The government formed this body after repeatedly affirming its stance against regulating AI. For instance,
- The government deliberately decided not to regulate AI, said S. Krishnan, Secretary at MeitY, during the keynote address at the launch of the India AI Governance Guidelines in November 2025. “There’s been a conscious and deliberate approach of not leading with regulation and of making sure that every opportunity is provided to be taken,” he added.
- The government’s position is to avoid new regulations unless unavoidable, Krishnan said, stressing that excessive laws could slow innovation in a fast-evolving tech sector like AI.
- “The government is not considering bringing a law or regulating the growth of artificial intelligence in the country,” said IT Minister Ashwini Vaishnaw in a written parliamentary reply in April 2023.
Meanwhile, the recent Parliamentary Standing Committee on Communications and Information Technology recommended that the Union government examine the feasibility of a comprehensive law to regulate AI.
What did the Indian AI governance guidelines say? “The Committee recommends the creation of an AIGG to develop and oversee India’s position and strategy on AI governance. The AI Governance Group should be a small and effective decision-making body with a broad mandate on AI policy and governance in India.”
India’s AI governance guidelines outline the following key functions of the proposed body:
- Coordinate policy across ministries, departments and sectoral regulators, and oversee cross-sectoral governance issues.
- Review existing mechanisms and issue guidelines to hold firms accountable for compliance with local laws.
- Oversee national initiatives on AI governance across the public and private sectors.
- Promote responsible AI innovation and beneficial deployment of AI in key sectors. Study the emerging risks of AI, regulatory gaps, and the need for legal amendments.
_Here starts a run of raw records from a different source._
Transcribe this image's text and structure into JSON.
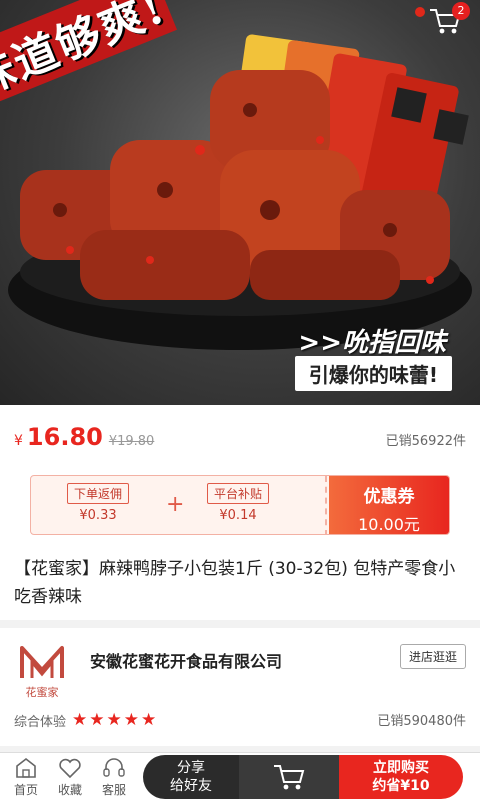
{
  "hero": {
    "slogan": "味道够爽!",
    "tagline_1": ">>吮指回味",
    "tagline_2": "引爆你的味蕾!",
    "cart_badge": "2"
  },
  "product": {
    "currency": "¥",
    "price": "16.80",
    "original_price": "¥19.80",
    "sold": "已销56922件",
    "title": "【花蜜家】麻辣鸭脖子小包装1斤 (30-32包) 包特产零食小吃香辣味"
  },
  "coupon": {
    "rebate_label": "下单返佣",
    "rebate_value": "¥0.33",
    "plus": "+",
    "subsidy_label": "平台补贴",
    "subsidy_value": "¥0.14",
    "coupon_label": "优惠券",
    "coupon_value": "10.00元"
  },
  "shop": {
    "logo_text": "花蜜家",
    "name": "安徽花蜜花开食品有限公司",
    "visit_label": "进店逛逛",
    "rating_label": "综合体验",
    "stars": 5,
    "stars_text": "★★★★★",
    "sold": "已销590480件"
  },
  "bottom": {
    "home": "首页",
    "favorite": "收藏",
    "service": "客服",
    "share_line1": "分享",
    "share_line2": "给好友",
    "buy_line1": "立即购买",
    "buy_line2": "约省¥10"
  },
  "colors": {
    "accent": "#e8261f",
    "dark": "#2b2b2b"
  }
}
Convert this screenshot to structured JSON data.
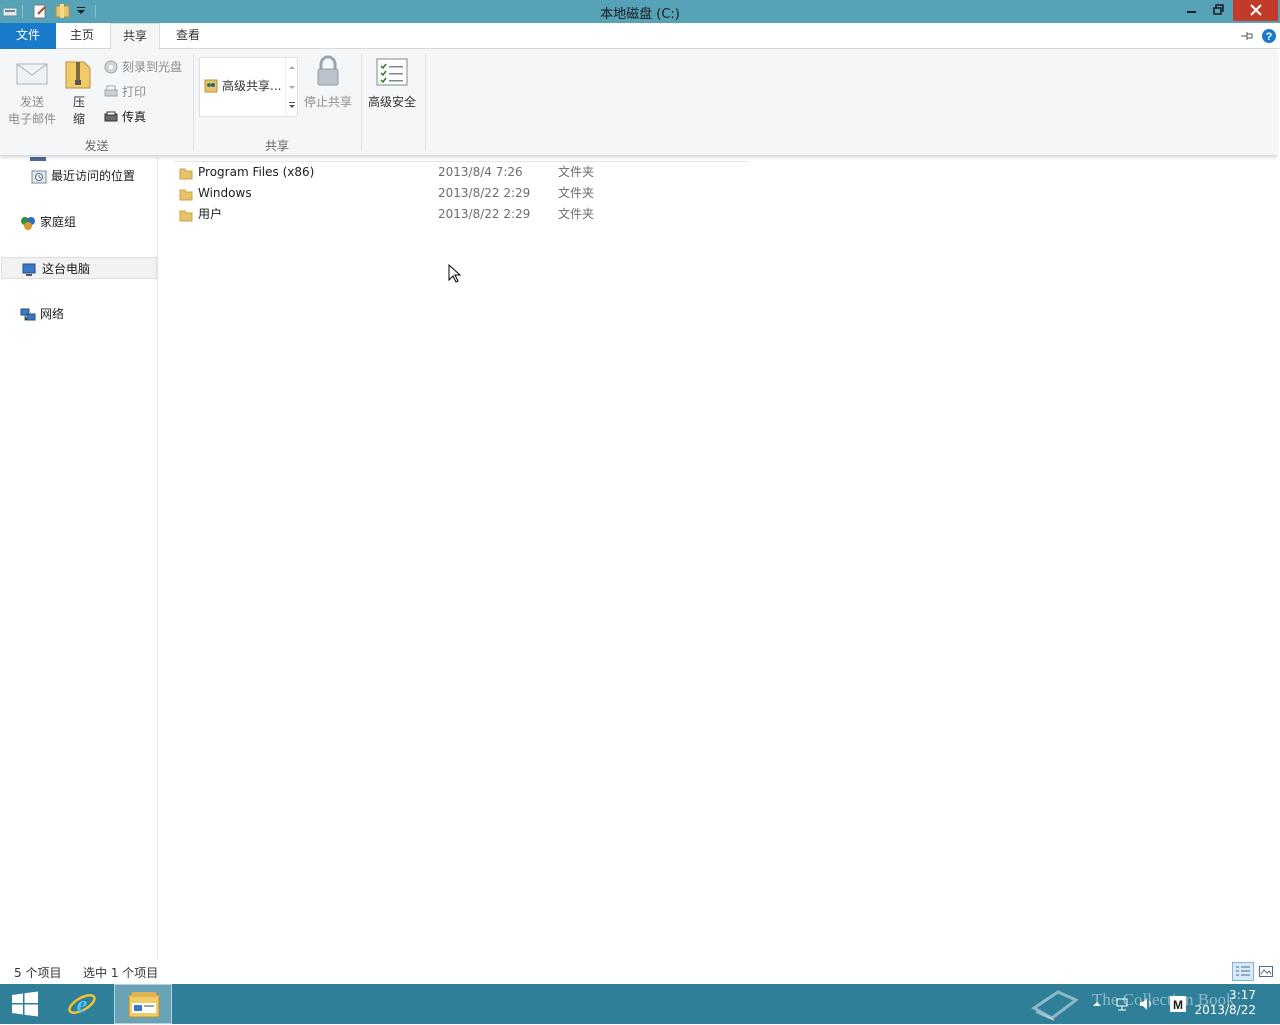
{
  "window": {
    "title": "本地磁盘 (C:)"
  },
  "ribbon": {
    "tabs": [
      "文件",
      "主页",
      "共享",
      "查看"
    ],
    "send_group": {
      "label": "发送",
      "email_line1": "发送",
      "email_line2": "电子邮件",
      "zip_line1": "压",
      "zip_line2": "缩",
      "burn": "刻录到光盘",
      "print": "打印",
      "fax": "传真"
    },
    "share_group": {
      "label": "共享",
      "share_with": "高级共享...",
      "stop_sharing": "停止共享"
    },
    "advanced_security": "高级安全"
  },
  "nav": {
    "recent": "最近访问的位置",
    "homegroup": "家庭组",
    "thispc": "这台电脑",
    "network": "网络"
  },
  "files": [
    {
      "name": "Program Files (x86)",
      "date": "2013/8/4 7:26",
      "type": "文件夹"
    },
    {
      "name": "Windows",
      "date": "2013/8/22 2:29",
      "type": "文件夹"
    },
    {
      "name": "用户",
      "date": "2013/8/22 2:29",
      "type": "文件夹"
    }
  ],
  "status": {
    "item_count": "5 个项目",
    "selected": "选中 1 个项目"
  },
  "taskbar": {
    "time": "3:17",
    "date": "2013/8/22",
    "watermark": "The Collection Book"
  },
  "colors": {
    "titlebar": "#56a2b7",
    "file_tab": "#1979ca",
    "taskbar": "#2f7f99",
    "folder": "#e8c36a",
    "close": "#c23b28"
  }
}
What did the Economic Survey say? “The AI Economic Council, separate from the Governance Council, is intended to operate not just with technological imperatives but also with moral imperatives that are sensitive to India’s socio-economic realities. It will operate as a coordinating authority responsible for aligning technology deployment with the evolution of India’s education and skilling infrastructure while navigating resource constraints and developmental priorities.”
It laid out the following governance principles:
- Ethical implications and boundaries must be clearly defined. Strict lines must be drawn around surveillance misuse, worker monitoring, algorithmic discrimination, and opaque decision-making enabled by AI.
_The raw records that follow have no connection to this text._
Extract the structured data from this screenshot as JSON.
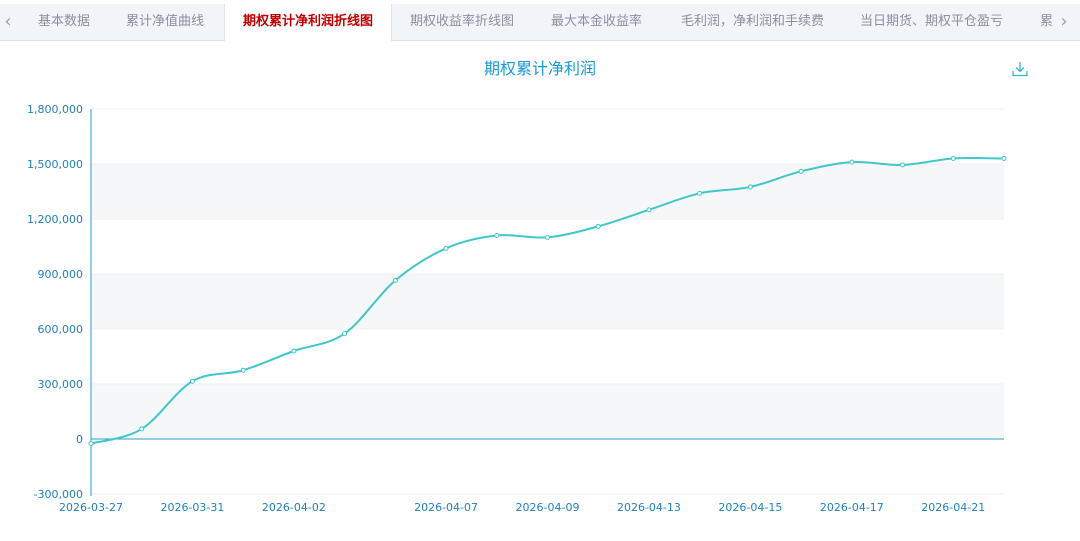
{
  "tabs": [
    {
      "label": "基本数据",
      "active": false
    },
    {
      "label": "累计净值曲线",
      "active": false
    },
    {
      "label": "期权累计净利润折线图",
      "active": true
    },
    {
      "label": "期权收益率折线图",
      "active": false
    },
    {
      "label": "最大本金收益率",
      "active": false
    },
    {
      "label": "毛利润，净利润和手续费",
      "active": false
    },
    {
      "label": "当日期货、期权平仓盈亏",
      "active": false
    },
    {
      "label": "累",
      "active": false
    }
  ],
  "nav": {
    "prev_icon": "‹",
    "next_icon": "›"
  },
  "colors": {
    "line": "#3fc7c9",
    "accent": "#1a9ad6",
    "active_tab": "#c00000"
  },
  "chart_data": {
    "type": "line",
    "title": "期权累计净利润",
    "xlabel": "",
    "ylabel": "",
    "ylim": [
      -300000,
      1800000
    ],
    "yticks": [
      -300000,
      0,
      300000,
      600000,
      900000,
      1200000,
      1500000,
      1800000
    ],
    "ytick_labels": [
      "-300,000",
      "0",
      "300,000",
      "600,000",
      "900,000",
      "1,200,000",
      "1,500,000",
      "1,800,000"
    ],
    "x_tick_labels": [
      "2026-03-27",
      "2026-03-31",
      "2026-04-02",
      "2026-04-07",
      "2026-04-09",
      "2026-04-13",
      "2026-04-15",
      "2026-04-17",
      "2026-04-21"
    ],
    "x": [
      "2026-03-27",
      "2026-03-30",
      "2026-03-31",
      "2026-04-01",
      "2026-04-02",
      "2026-04-03",
      "2026-04-06",
      "2026-04-07",
      "2026-04-08",
      "2026-04-09",
      "2026-04-10",
      "2026-04-13",
      "2026-04-14",
      "2026-04-15",
      "2026-04-16",
      "2026-04-17",
      "2026-04-20",
      "2026-04-21",
      "2026-04-22"
    ],
    "series": [
      {
        "values": [
          -25000,
          55000,
          315000,
          375000,
          480000,
          575000,
          865000,
          1040000,
          1110000,
          1100000,
          1160000,
          1250000,
          1340000,
          1375000,
          1460000,
          1510000,
          1495000,
          1530000,
          1530000
        ]
      }
    ],
    "grid": true,
    "legend": "none"
  }
}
- AI adoption must be explicitly subordinate to human welfare and economic inclusion. Every major AI deployment or policy proposal must demonstrate a credible pathway to net social and economic benefit, including employment, productivity diffusion, or public service quality.
- AI policy must internalise India’s labour structure: high informality, skill heterogeneity, regional variation, and limited safety nets. This would necessitate labour impact assessments ex ante, with mitigation and transition plans baked in.
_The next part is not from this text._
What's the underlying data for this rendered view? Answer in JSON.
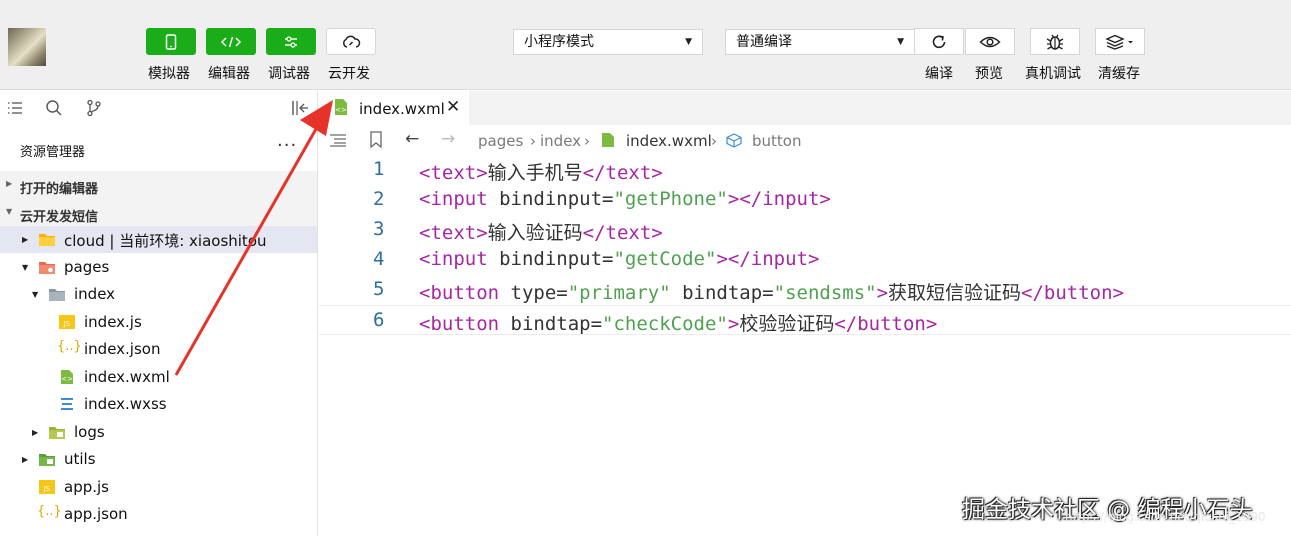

- AI adoption should be phased in line with institutional readiness and skill pipelines. The institution may be empowered to classify AI uses into ‘deploy now’, ‘pilot’ and ‘defer’ based on readiness across data, skills, legal frameworks, and labour adjustment capacity.
- Skill policy must stand equal to technology policy. The AI push must proceed with parallel plans for educational reform, vocational adaptation, reskilling pathways and credential recognition.